Al otro lado de la explanada vieron a Luis en bicicleta que venía a buscarla. La niña echó a correr a su encuentro, se sentó en el asiento de atrás de la bici de paseo de su hermano y se despidió de su amiga.
—¡Adiós, Rebeca!
—¡Adiós!
—¡Hasta mañana, Laura! —contestó Mari.
—Abre bien las piernas —le dijo Luis a su hermana comenzando a dar pedales de nuevo—. Si no abres suficiente las piernas, puedes meter un pie entre los radios de la rueda y te harás mucho daño.
Todos los días que iba en bici a buscarla le decía lo mismo. Y todos los días Laura le contestaba lo mismo:
—Que síííííí —le decía, alargando la i del final.
A Laura, a veces, le parecía un poco pesado. Pensaba que ya se estaba haciendo mayor y que no hacía falta que le repitiera las mismas cosas cuarenta veces. Después de todo, cumpliría ocho años la semana que viene. No era necesario que todos los días le dijera lo mismo.

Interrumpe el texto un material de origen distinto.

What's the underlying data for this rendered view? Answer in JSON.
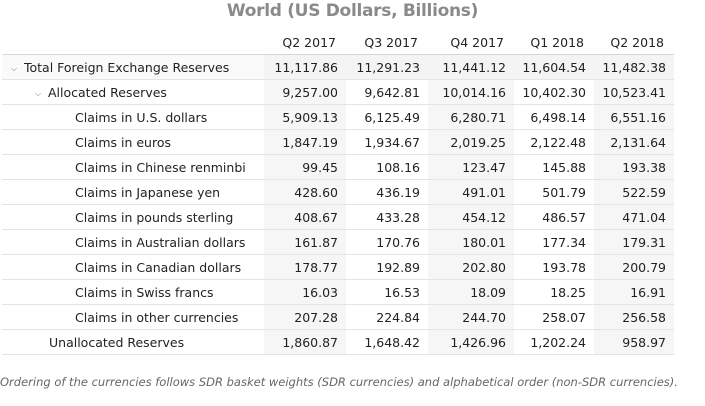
{
  "title": "World (US Dollars, Billions)",
  "columns": [
    "Q2 2017",
    "Q3 2017",
    "Q4 2017",
    "Q1 2018",
    "Q2 2018"
  ],
  "rows": [
    {
      "label": "Total Foreign Exchange Reserves",
      "values": [
        "11,117.86",
        "11,291.23",
        "11,441.12",
        "11,604.54",
        "11,482.38"
      ]
    },
    {
      "label": "Allocated Reserves",
      "values": [
        "9,257.00",
        "9,642.81",
        "10,014.16",
        "10,402.30",
        "10,523.41"
      ]
    },
    {
      "label": "Claims in U.S. dollars",
      "values": [
        "5,909.13",
        "6,125.49",
        "6,280.71",
        "6,498.14",
        "6,551.16"
      ]
    },
    {
      "label": "Claims in euros",
      "values": [
        "1,847.19",
        "1,934.67",
        "2,019.25",
        "2,122.48",
        "2,131.64"
      ]
    },
    {
      "label": "Claims in Chinese renminbi",
      "values": [
        "99.45",
        "108.16",
        "123.47",
        "145.88",
        "193.38"
      ]
    },
    {
      "label": "Claims in Japanese yen",
      "values": [
        "428.60",
        "436.19",
        "491.01",
        "501.79",
        "522.59"
      ]
    },
    {
      "label": "Claims in pounds sterling",
      "values": [
        "408.67",
        "433.28",
        "454.12",
        "486.57",
        "471.04"
      ]
    },
    {
      "label": "Claims in Australian dollars",
      "values": [
        "161.87",
        "170.76",
        "180.01",
        "177.34",
        "179.31"
      ]
    },
    {
      "label": "Claims in Canadian dollars",
      "values": [
        "178.77",
        "192.89",
        "202.80",
        "193.78",
        "200.79"
      ]
    },
    {
      "label": "Claims in Swiss francs",
      "values": [
        "16.03",
        "16.53",
        "18.09",
        "18.25",
        "16.91"
      ]
    },
    {
      "label": "Claims in other currencies",
      "values": [
        "207.28",
        "224.84",
        "244.70",
        "258.07",
        "256.58"
      ]
    },
    {
      "label": "Unallocated Reserves",
      "values": [
        "1,860.87",
        "1,648.42",
        "1,426.96",
        "1,202.24",
        "958.97"
      ]
    }
  ],
  "footnote": "Ordering of the currencies follows SDR basket weights (SDR currencies) and alphabetical order (non-SDR currencies).",
  "icons": {
    "collapse": "chevron-down-icon"
  }
}
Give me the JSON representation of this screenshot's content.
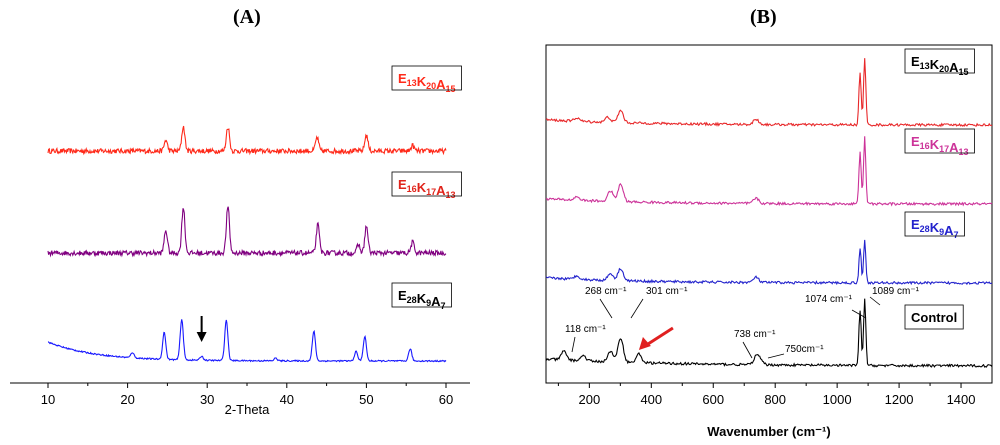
{
  "panels": {
    "a_label": "(A)",
    "b_label": "(B)"
  },
  "chart_data": [
    {
      "type": "line",
      "panel": "(A)",
      "xlabel": "2-Theta",
      "ylabel": "",
      "xlim": [
        10,
        60
      ],
      "xticks": [
        "10",
        "20",
        "30",
        "40",
        "50",
        "60"
      ],
      "y_ticks_shown": false,
      "legend_placement": "right of each trace, boxed",
      "series": [
        {
          "name_parts": [
            [
              "E",
              "13"
            ],
            [
              "K",
              "20"
            ],
            [
              "A",
              "15"
            ]
          ],
          "color": "#ff2a1a",
          "offset_level": 2,
          "noise": 0.9,
          "peaks": [
            [
              24.8,
              8
            ],
            [
              27.0,
              18
            ],
            [
              32.6,
              18
            ],
            [
              43.8,
              10
            ],
            [
              50.0,
              12
            ],
            [
              55.8,
              4
            ]
          ]
        },
        {
          "name_parts": [
            [
              "E",
              "16"
            ],
            [
              "K",
              "17"
            ],
            [
              "A",
              "13"
            ]
          ],
          "color": "#800080",
          "offset_level": 1,
          "noise": 0.9,
          "peaks": [
            [
              24.8,
              17
            ],
            [
              27.0,
              34
            ],
            [
              32.6,
              34
            ],
            [
              43.9,
              21
            ],
            [
              49.0,
              6
            ],
            [
              50.0,
              20
            ],
            [
              55.8,
              8
            ]
          ]
        },
        {
          "name_parts": [
            [
              "E",
              "28"
            ],
            [
              "K",
              "9"
            ],
            [
              "A",
              "7"
            ]
          ],
          "color": "#1a1aff",
          "offset_level": 0,
          "noise": 0.25,
          "peaks": [
            [
              20.6,
              4
            ],
            [
              24.6,
              20
            ],
            [
              26.8,
              30
            ],
            [
              29.3,
              3
            ],
            [
              32.4,
              30
            ],
            [
              38.6,
              2
            ],
            [
              43.4,
              22
            ],
            [
              48.7,
              7
            ],
            [
              49.8,
              18
            ],
            [
              55.5,
              9
            ]
          ]
        }
      ],
      "annotations": [
        {
          "type": "arrow",
          "x": 29.3,
          "color": "#000000"
        }
      ]
    },
    {
      "type": "line",
      "panel": "(B)",
      "xlabel": "Wavenumber (cm⁻¹)",
      "ylabel": "",
      "xlim": [
        60,
        1500
      ],
      "xticks": [
        "200",
        "400",
        "600",
        "800",
        "1000",
        "1200",
        "1400"
      ],
      "y_ticks_shown": false,
      "legend_placement": "top-right of each trace, boxed",
      "series": [
        {
          "name_parts": [
            [
              "E",
              "13"
            ],
            [
              "K",
              "20"
            ],
            [
              "A",
              "15"
            ]
          ],
          "color": "#e8282a",
          "offset_level": 3,
          "peaks": [
            [
              160,
              2
            ],
            [
              260,
              3
            ],
            [
              301,
              7
            ],
            [
              738,
              3
            ],
            [
              1074,
              30
            ],
            [
              1089,
              38
            ]
          ]
        },
        {
          "name_parts": [
            [
              "E",
              "16"
            ],
            [
              "K",
              "17"
            ],
            [
              "A",
              "13"
            ]
          ],
          "color": "#cc3399",
          "offset_level": 2,
          "peaks": [
            [
              160,
              2
            ],
            [
              268,
              6
            ],
            [
              301,
              10
            ],
            [
              738,
              3
            ],
            [
              1074,
              30
            ],
            [
              1089,
              38
            ]
          ]
        },
        {
          "name_parts": [
            [
              "E",
              "28"
            ],
            [
              "K",
              "9"
            ],
            [
              "A",
              "7"
            ]
          ],
          "color": "#2222cc",
          "offset_level": 1,
          "peaks": [
            [
              160,
              2
            ],
            [
              268,
              4
            ],
            [
              301,
              7
            ],
            [
              738,
              3
            ],
            [
              1074,
              20
            ],
            [
              1089,
              24
            ]
          ]
        },
        {
          "name": "Control",
          "color": "#000000",
          "offset_level": 0,
          "peaks": [
            [
              118,
              5
            ],
            [
              180,
              3
            ],
            [
              268,
              6
            ],
            [
              301,
              14
            ],
            [
              360,
              5
            ],
            [
              738,
              4
            ],
            [
              750,
              3
            ],
            [
              1074,
              32
            ],
            [
              1089,
              38
            ]
          ]
        }
      ],
      "annotations": [
        {
          "text": "118 cm⁻¹"
        },
        {
          "text": "268 cm⁻¹"
        },
        {
          "text": "301 cm⁻¹"
        },
        {
          "text": "738 cm⁻¹"
        },
        {
          "text": "750cm⁻¹"
        },
        {
          "text": "1074 cm⁻¹"
        },
        {
          "text": "1089 cm⁻¹"
        },
        {
          "type": "arrow",
          "x": 360,
          "color": "#e02020"
        }
      ]
    }
  ]
}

Pero a pesar de que Laura estaba cansada de sus repetidas advertencias, nunca le daba una mala contestación. Era su hermano mayor,
tenía nada menos que dieciséis años, y eso se merecía un respeto. Laura recordaba el día que fue al colegio por primera vez, con seis añitos recién cumplidos, sin conocer a nadie. Era un colegio enorme que se encontraba en la ciudad de Astorga, a unos ocho kilómetros de distancia de Soterrana, su pueblo. Nunca, hasta ese día, había salido de su pueblo sin sus padres y era un gran paso para ella. Allí iban, además de algunos niños de Astorga, casi todos los que había en los pueblos de alrededor.
Todos los días, varios autobuses con franjas de distintos colores, que solían ser azules o verdes, hacían un recorrido por los pueblos cercanos recogiendo a los niños y llevándolos al colegio. En total, unos cinco o seis autobuses hacían varias rutas por distintas zonas limítrofes y llegaban al colegio totalmente llenos de niños. A Laura le encantaba el autobús que pasaba por Soterrana, era el único distinto a todos los demás, completamente de color naranja.
Ese primer día en el gran colegio, durante el recreo, a Laura se le acercó un niño de los más mayores del cole, de los de octavo curso, y le dijo:
—¿Tú eres la hermana de Luisón?
Laura se quedó un poco sorprendida hasta que comprendió que se refería a su hermano.
—Sí —contestó tímidamente.
—¡A esta niña ni se la toca! —dijo el niño con voz lo suficientemente alta para que pudieran oírlo los niños que estaban jugando a su alrededor. Y después preguntó dirigiéndose a Laura ya en un tono más moderado—: ¿Entiendes?
La niña asintió y él se fue. Laura comprendió que era amigo de su hermano, y que, de alguna manera, él estaba pendiente de ella para ayudarla y protegerla si era necesario. Sintió, desde lejos, la mirada protectora de su hermano. Se sintió tranquila y segura y así había sido siempre, en el colegio y fuera de él, hasta ese día. Ese día en el que cambiaron tanto las cosas, que nunca jamás volvió a sentir esa tranquilidad con su hermano. Ese día en el que su infancia pegó un giro tan brusco que se rompió por completo y condicionó su relación con su hermano y, también, con toda su familia.